BISMARCK, N.D. (AP) — A Denver woman accused of shooting at officers during protests in North Dakota against the Dakota Access oil pipeline was sentenced Wednesday to four years and nine months in federal prison.

Red Fawn Fallis, 39, was accused of firing a handgun three times while resisting arrest on Oct. 27, 2016. No one was hurt. Fallis, a member of the Oglala Sioux tribe, denied intentionally trying to injure anyone and claimed not to remember firing the gun after being tackled by police.

She pleaded guilty Jan. 22 to civil disorder and illegal possession of a gun by a convicted felon.
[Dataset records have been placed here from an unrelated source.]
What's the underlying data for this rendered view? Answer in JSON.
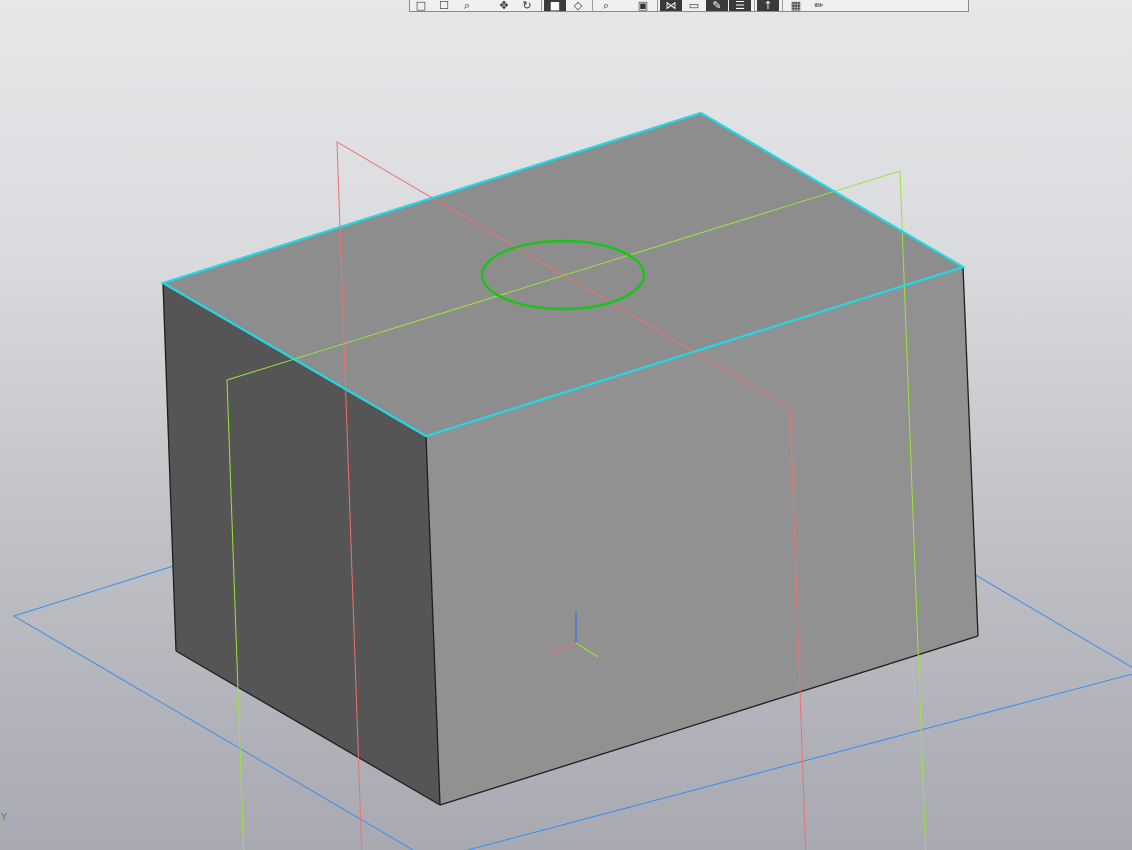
{
  "app": {
    "view_mode": "3D model view",
    "colors": {
      "background_top": "#e6e7e9",
      "background_bottom": "#a8a9b1",
      "top_face": "#8d8d8d",
      "front_face": "#919191",
      "side_face": "#555555",
      "selected_edge": "#1fd9e6",
      "sketch_circle": "#19c419",
      "plane_xy": "#3a8df0",
      "plane_zy": "#f07070",
      "plane_zx": "#9be33c"
    }
  },
  "toolbar": {
    "buttons": [
      {
        "icon": "partial-hidden-icon",
        "active": false
      },
      {
        "icon": "zoom-frame-icon",
        "active": false
      },
      {
        "icon": "zoom-icon",
        "active": false
      },
      {
        "icon": "gap",
        "active": false
      },
      {
        "icon": "pan-icon",
        "active": false
      },
      {
        "icon": "rotate-icon",
        "active": false
      },
      {
        "icon": "sep",
        "active": false
      },
      {
        "icon": "shaded-icon",
        "active": true
      },
      {
        "icon": "wireframe-icon",
        "active": false
      },
      {
        "icon": "sep",
        "active": false
      },
      {
        "icon": "zoom-to-fit-icon",
        "active": false
      },
      {
        "icon": "gap",
        "active": false
      },
      {
        "icon": "section-icon",
        "active": false
      },
      {
        "icon": "sep",
        "active": false
      },
      {
        "icon": "constraints-icon",
        "active": true
      },
      {
        "icon": "sketch-icon",
        "active": false
      },
      {
        "icon": "edit-icon",
        "active": true
      },
      {
        "icon": "properties-icon",
        "active": true
      },
      {
        "icon": "sep",
        "active": false
      },
      {
        "icon": "pointer-icon",
        "active": true
      },
      {
        "icon": "sep",
        "active": false
      },
      {
        "icon": "table-icon",
        "active": false
      },
      {
        "icon": "pencil-icon",
        "active": false
      }
    ]
  },
  "triad_label": "Y"
}
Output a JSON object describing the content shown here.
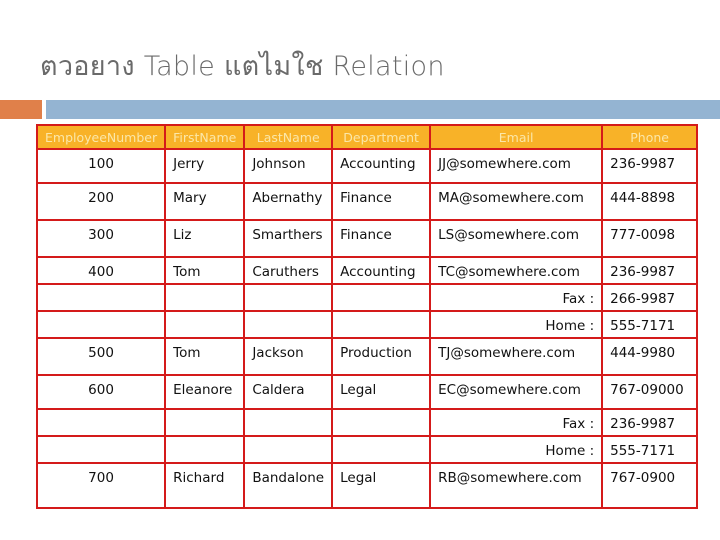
{
  "slide": {
    "title": "ตวอยาง Table แตไมใช Relation"
  },
  "table": {
    "columns": [
      "EmployeeNumber",
      "FirstName",
      "LastName",
      "Department",
      "Email",
      "Phone"
    ],
    "rows": [
      {
        "type": "record",
        "EmployeeNumber": "100",
        "FirstName": "Jerry",
        "LastName": "Johnson",
        "Department": "Accounting",
        "Email": "JJ@somewhere.com",
        "Phone": "236-9987"
      },
      {
        "type": "record",
        "EmployeeNumber": "200",
        "FirstName": "Mary",
        "LastName": "Abernathy",
        "Department": "Finance",
        "Email": "MA@somewhere.com",
        "Phone": "444-8898"
      },
      {
        "type": "record",
        "EmployeeNumber": "300",
        "FirstName": "Liz",
        "LastName": "Smarthers",
        "Department": "Finance",
        "Email": "LS@somewhere.com",
        "Phone": "777-0098"
      },
      {
        "type": "record",
        "EmployeeNumber": "400",
        "FirstName": "Tom",
        "LastName": "Caruthers",
        "Department": "Accounting",
        "Email": "TC@somewhere.com",
        "Phone": "236-9987"
      },
      {
        "type": "extra",
        "label": "Fax :",
        "Phone": "266-9987"
      },
      {
        "type": "extra",
        "label": "Home :",
        "Phone": "555-7171"
      },
      {
        "type": "record",
        "EmployeeNumber": "500",
        "FirstName": "Tom",
        "LastName": "Jackson",
        "Department": "Production",
        "Email": "TJ@somewhere.com",
        "Phone": "444-9980"
      },
      {
        "type": "record",
        "EmployeeNumber": "600",
        "FirstName": "Eleanore",
        "LastName": "Caldera",
        "Department": "Legal",
        "Email": "EC@somewhere.com",
        "Phone": "767-09000"
      },
      {
        "type": "extra",
        "label": "Fax :",
        "Phone": "236-9987"
      },
      {
        "type": "extra",
        "label": "Home :",
        "Phone": "555-7171"
      },
      {
        "type": "record",
        "EmployeeNumber": "700",
        "FirstName": "Richard",
        "LastName": "Bandalone",
        "Department": "Legal",
        "Email": "RB@somewhere.com",
        "Phone": "767-0900"
      }
    ]
  },
  "colors": {
    "header_bg": "#f8b228",
    "header_text": "#fbe7a8",
    "grid_line": "#d41a1a",
    "accent_orange": "#e0804a",
    "accent_blue": "#94b4d2"
  }
}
She has a 2003 conviction in Colorado for being an accessory to a felony crime. Court records show she was accused of driving a car for a man who shot and wounded another man.

Prosecutors in the pipeline case agreed to drop a count of discharge of a firearm during a felony crime of violence and to recommend a sentence of no more than seven years in prison, though U.S. District Judge Daniel Hovland could have gone as high as 15 years. He could have gone up to 25 years had the third charge not been dropped. The defense asked for no more than 2 1/2 years.

Hovland handed down his sentence at the conclusion of a 5 1/2-hour hearing in a courtroom filled with dozens of Fallis’ supporters.

“This is a very serious case that could have escalated into something far worse,” Hovland said, adding that it could have become a “chaotic shootout.”

Fallis’ attorneys said the decision not to take the case to trial was based on anti-protester sentiment in the area and unsuccessful attempts to have Hovland order the prosecution to turn over more information, including details about an FBI informant Fallis alleges seduced her and owned the gun.

The government maintained in court documents that it turned over all information about the informant and that “defendants’ reference to the FBI informant as some sort of complex issue is misplaced.”

Fallis’ arrest was one of 761 that authorities made in southern North Dakota during the height of protests in 2016 and 2017. At times thousands of pipeline opponents gathered in the region to protest the $3.8 billion project to move North Dakota oil to Illinois, but the effort didn’t stop the project.

The pipeline has been operating for a year. Opponents fear environmental harm, and four Native American tribes in the Dakotas are still fighting it in court. Texas-based developer Energy Transfer Partners says it’s safe.

Fallis last October was moved from jail to a halfway house in Fargo over the objections of prosecutors. In January she went missing for an entire day after signing out of the facility to attend adult learning classes but not showing up. She returned to the halfway house on her own.

Fallis apologized during her plea hearing for the incident but did not say where she had been that day. Hovland in earlier February ordered her returned to jail until sentencing, citing a “lack of candor” by Fallis. He did grant her a three-day furlough in late May so she could attend memorial services in South Dakota for a brother killed in a car crash. But he denied her request for a furlough last month to attend the funeral in Colorado of a woman she called an adopted sister.